Because the base-emitter region is a diode, when you raise the base voltage (NPN transistor) you get the input impedance characteristic of a diode: -
Picture taken from hyperphysics and simplified.
You should be able to see that a small change in base-emitter voltage produces a large change in base current around the 0.6 volt area.
So, if the base current changes from 2uA to 100 uA over the base voltage range 0.5 volts to 0.7 volts then the collector current is going to try to change by a value that is hFE times higher i.e. it will change from 200 uA to 10 mA (assuming that the BJT's hFE is 100).
If you have a 1 kohm collector resistor and a 15 volt supply, then the initial voltage at the collector due to the 0.5 volts at the base is: -
15 volts - (200 uA x 1 kohm) = 14.8 volts.
When the base voltage rises to 0.7 volts the collector voltage falls to: -
15 volts - (10 mA x 1 kohm) = 5 volts.
On the face of it that is a voltage amplification of \$\dfrac{14.8-5}{0.2}\$ = 49.

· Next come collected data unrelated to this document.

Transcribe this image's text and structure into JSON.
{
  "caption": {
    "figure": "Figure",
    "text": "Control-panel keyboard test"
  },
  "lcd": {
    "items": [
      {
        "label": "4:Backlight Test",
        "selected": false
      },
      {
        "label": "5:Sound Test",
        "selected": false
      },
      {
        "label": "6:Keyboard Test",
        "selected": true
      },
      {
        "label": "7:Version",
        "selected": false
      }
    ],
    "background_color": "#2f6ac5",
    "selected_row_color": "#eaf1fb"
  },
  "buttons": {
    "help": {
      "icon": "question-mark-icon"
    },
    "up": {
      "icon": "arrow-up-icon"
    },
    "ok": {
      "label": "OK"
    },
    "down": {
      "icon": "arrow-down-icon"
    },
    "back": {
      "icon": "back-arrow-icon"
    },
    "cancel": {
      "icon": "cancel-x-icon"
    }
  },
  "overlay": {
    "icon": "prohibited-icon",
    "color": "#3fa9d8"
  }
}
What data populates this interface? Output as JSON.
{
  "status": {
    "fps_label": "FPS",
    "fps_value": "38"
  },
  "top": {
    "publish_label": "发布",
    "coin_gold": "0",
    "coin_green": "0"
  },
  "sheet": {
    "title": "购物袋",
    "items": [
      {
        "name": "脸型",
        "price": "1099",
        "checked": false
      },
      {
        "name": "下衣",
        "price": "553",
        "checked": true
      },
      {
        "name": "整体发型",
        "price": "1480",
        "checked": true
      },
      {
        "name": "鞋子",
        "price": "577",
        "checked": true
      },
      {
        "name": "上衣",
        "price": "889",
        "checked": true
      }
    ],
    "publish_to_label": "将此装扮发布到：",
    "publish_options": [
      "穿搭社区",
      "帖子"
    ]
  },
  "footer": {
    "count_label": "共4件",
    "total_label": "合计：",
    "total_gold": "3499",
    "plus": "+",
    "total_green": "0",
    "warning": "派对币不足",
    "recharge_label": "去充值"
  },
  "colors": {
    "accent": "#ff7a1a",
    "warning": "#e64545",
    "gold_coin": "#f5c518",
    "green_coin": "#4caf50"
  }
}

So here's the first point - we don't always want high gain voltage stages and so we put in an emitter resistor and, as soon as collector current tries to flow, that emitter resistor raises the emitter voltage and thus the base-emitter voltage is starting to be prevented from acting like the forward biased diode as explained earlier - in this respect it is negative feedback - if too much collector current tried to flow the base-emitter voltage is reduced so that too much collector current cannot flow.
An impact of this is that there is now a signal voltage seen at the emitter and that signal voltage becomes virtually the same signal voltage as at the base but about 0.6 volts DC lower (for an NPN transistor). After all, it's just a forward biased diode in series with an emitter resistor i.e. this should not be unexpected.
Now, because it's reasonable to say that emitter and collector currents are the same, the circuit's voltage gain tends to become Rc/Re and, no longer do we have a strong dependency of voltage gain on hFE and temperature (Vbe changes with temperature at -2 mV per degC).
Another benefit from having an the emitter resistor is the resulting improvement to the base input impedance. Without the emitter resistor, the input impedance is that of a forward biased diode and this will change cyclically (and highly non-linearly) with the signal superimposed on the bias. This inevitably causes distortion of that signal.
With the emitter resistor present, any diode characteristic is swamped by the emitter resistor value multiplied by the current gain hence, with a 100 ohm emitter resistor and beta of 100, the impedance projected to the base becomes a diode in series with 10 kohm.
The bypass capacitor is an attempt to make voltage gain for AC signals larger than the DC gain set by Rc and Re. It adds problems and it solves some problems and is very much a mixed blessing. Input impedance for AC signals pretty much falls to the value when not using an emitter resistor.